FORTUNE — Janet Yellen arrives on Capitol Hill today to submit herself to questioning from the House Financial Services Committee. The new Fed Chair will likely be grilled on what metrics she will be using to determine whether the labor market is improving.

Amid declining participation in the job market, the unemployment rate — which now sits at 6.6% — has become a less useful measurement because people are dropping out of the labor market altogether rather than behaving like traditionally unemployed people do.

For traders looking to predict Fed policy, it might be useful to look at the monthly Job Openings and Labor Turnover Summary, released Tuesday morning by the Bureau of Labor Statistics. The survey measures the number of new job openings, and the rate at which workers are starting and leaving their jobs. The BLS announced this morning that 4.4 million people started and left jobs in December, little change from November. There were modest changes in the number of new job openings in December as well.

Another statistic in the Turnover Summary that Yellen has previously said she’ll focus on is the percentage of workers who are quitting each month. Yellen said last year that, “a pick up in the quit rate, which also remains at a low level, would signal that workers perceive that their chances to be rehired are good — in other words that labor demand has strengthened.”

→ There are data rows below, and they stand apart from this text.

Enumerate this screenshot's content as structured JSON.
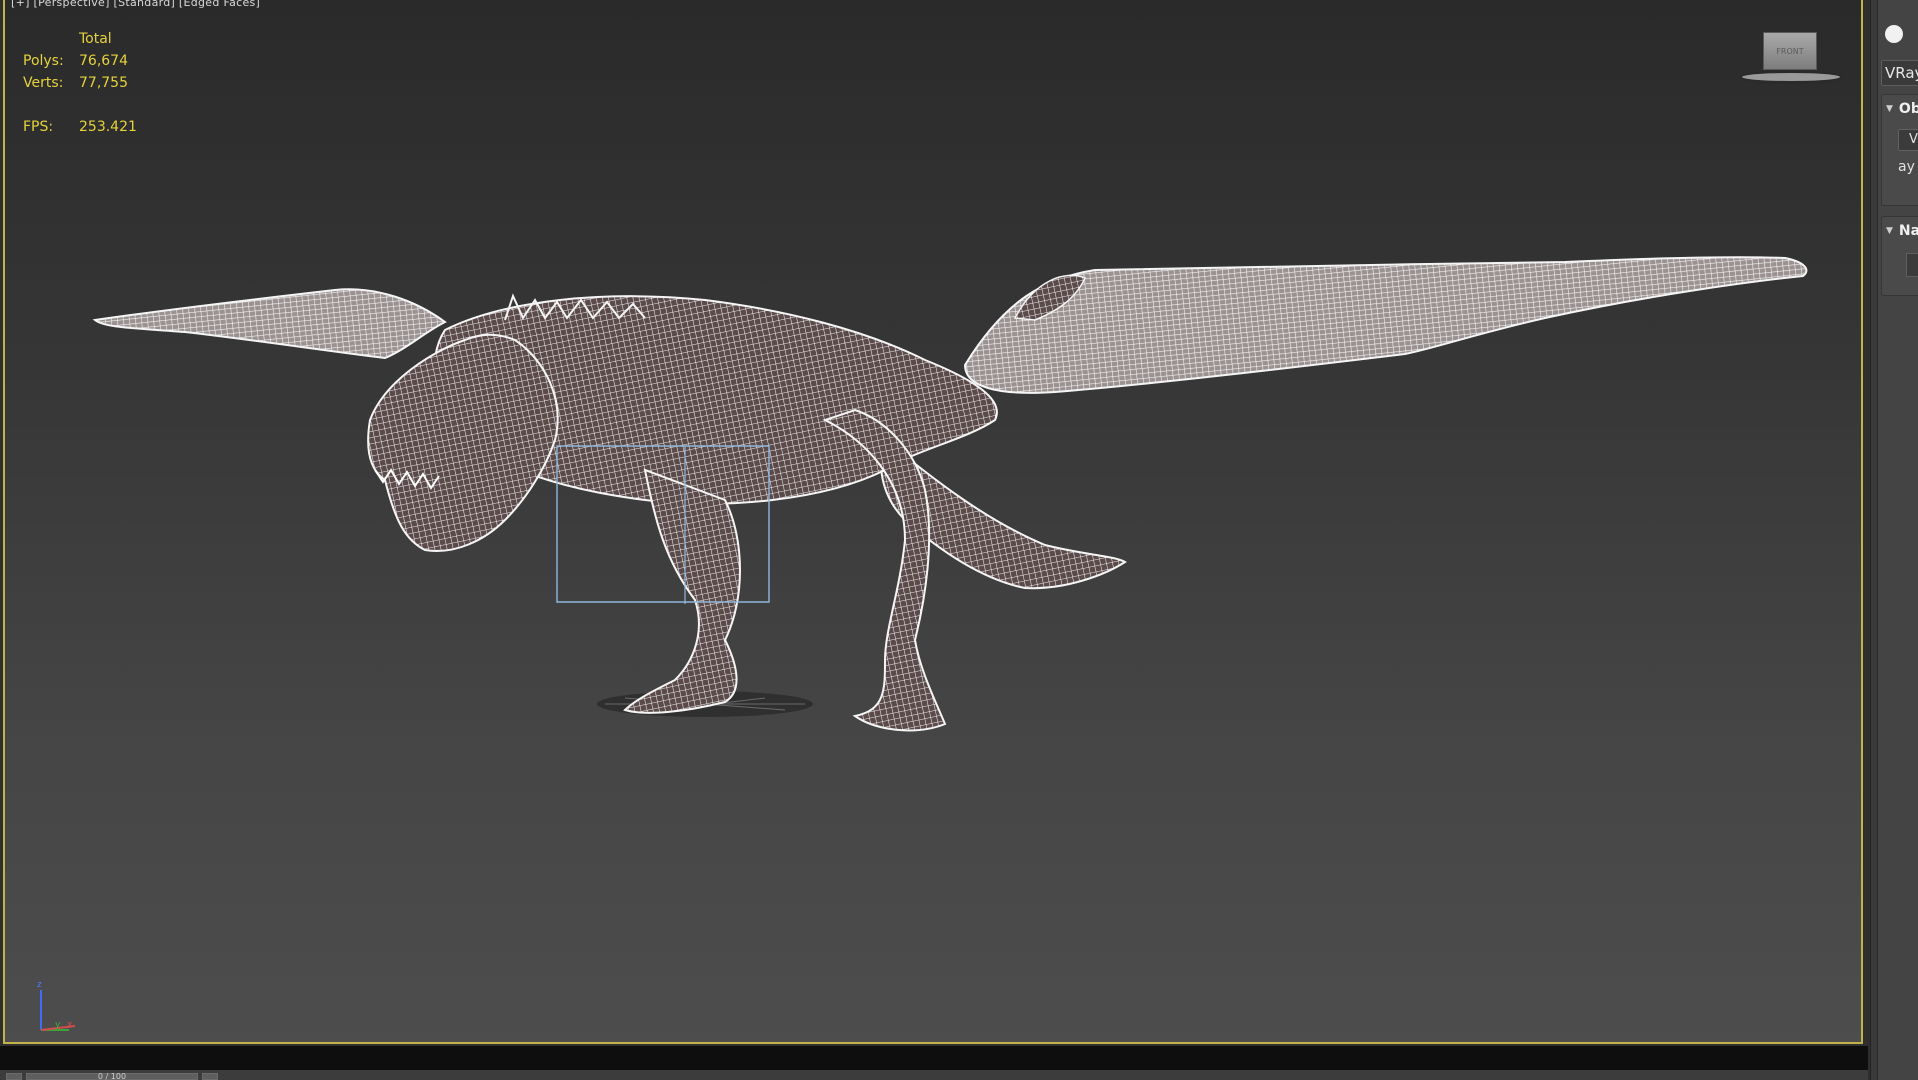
{
  "viewport": {
    "label": "[+] [Perspective] [Standard] [Edged Faces]",
    "stats": {
      "header": "Total",
      "polys_label": "Polys:",
      "polys_value": "76,674",
      "verts_label": "Verts:",
      "verts_value": "77,755",
      "fps_label": "FPS:",
      "fps_value": "253.421"
    },
    "viewcube": {
      "face_label": "FRONT"
    },
    "axis": {
      "z": "z",
      "y": "y",
      "x": "x"
    }
  },
  "timeslider": {
    "position_label": "0 / 100",
    "prev_icon": "chevron-left-icon",
    "next_icon": "chevron-right-icon"
  },
  "command_panel": {
    "renderer_dropdown": "VRay",
    "rollouts": [
      {
        "title": "Ob",
        "button_label": "V",
        "text": "ay"
      },
      {
        "title": "Na"
      }
    ]
  },
  "colors": {
    "stats_text": "#e6d23c",
    "viewport_border": "#c3b34a",
    "wireframe": "#f2eeee",
    "bounding_box": "#8fb7dc"
  }
}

So how is that quit rate doing? It remained roughly steady at 1.7% of the population, but as you can see from the chart below, it’s been slowly increasing since the depths of the recession.


US Quits Rate: Total Nonfarm Chart

US Quits Rate: Total Nonfarm data by YCharts

Though the quit rate still remains below average, look for this metric to improve along with the labor market, and look for Janet Yellen to use it as a benchmark to guide her decisions on monetary policy.